В тот же день сенат собирается в храме Согласия, чтобы судить столь знаменитого и влиятельного преступника. Все единогласно приговаривают его к смерти, и казнь происходит незамедлительно[15], сразу по произнесении сенаторами слов приговора. Тело казненного, после того как народ достаточно насладился глумлением над ним, сбросили в Тибр. Все семейство Сеяна испытало на себе участь отца — дети его были казнены. Этой участи не избежала даже маленькая дочь Сеяна, не понимавшая, что происходит, всей глубины своего несчастья и все время со слезами на глазах спрашивавшая, за что ее, не совершившую никакого проступка, свойственного детям ее возраста, собираются наказать. «Если я виновата, — со всей силой детской искренности и непосредственности повторяла она, — обещаю никогда больше не совершать таких ошибок». Но никто не обратил внимания ни на слезы, ни на ее невинный возраст и, хотя это и было беспримерным по жестокости наказанием, девочка, не достигшая еще зрелого возраста, была подвергнута смертной казни, так что палачу, как полагали многие, пришлось сначала лишить ее девственности, чтобы потом с полным основанием задушить. Под властью императора Тиберия судьям даже в голову не приходило, произнося слова подобных приговоров, считать их жестокими или варварскими. Правда, сенаторы воспротивились смерти Апикаты, бывшей супруги Сеяна, уже несколько лет как изгнанной мужем из дома; однако судьба родных детей так глубоко потрясла ее, что несчастная в отчаянии сама наложила на себя руки.
Память Сеяна была предана проклятию самыми позорными, бесчестными и низменными декретами. И поскольку все его честолюбивые замыслы были приписаны тем необычным почестям и необыкновенному авторитету, которым он пользовался в дни своего могущества, специальным декретом сената было строго запрещено когда-либо и кому-либо из граждан даровать подобные.
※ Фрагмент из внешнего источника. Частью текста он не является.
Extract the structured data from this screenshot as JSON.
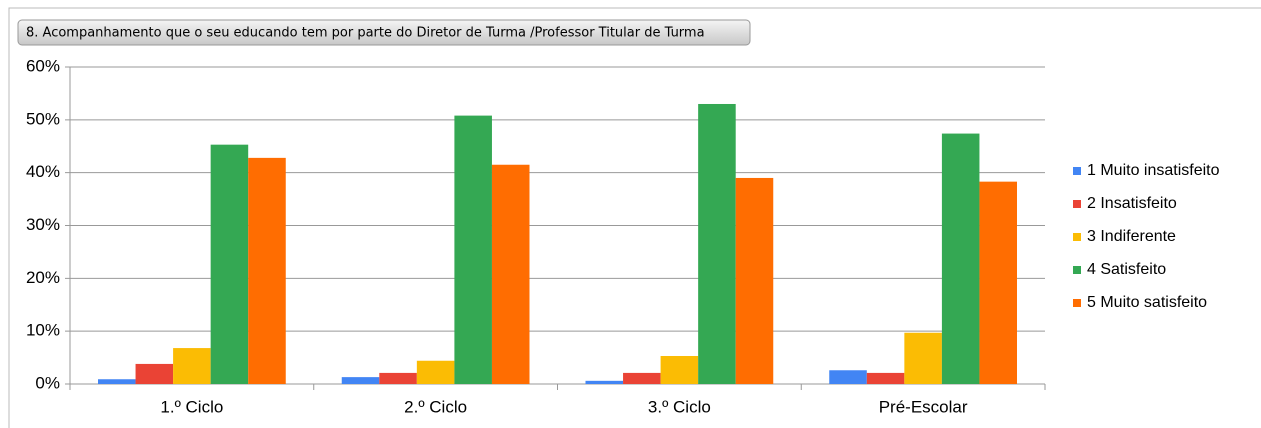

Клясться же отныне можно было лишь именем императора и его Гением.
Ужасный конец Сеяна должен служить уроком тем честолюбцам, которые добиваются высших постов одними лишь извилистыми и не всегда честными путями и обращают доверие, которым облекает их повелитель, во зло, желая не только однажды предать его самого, но и сделать его подданных самыми несчастными из смертных.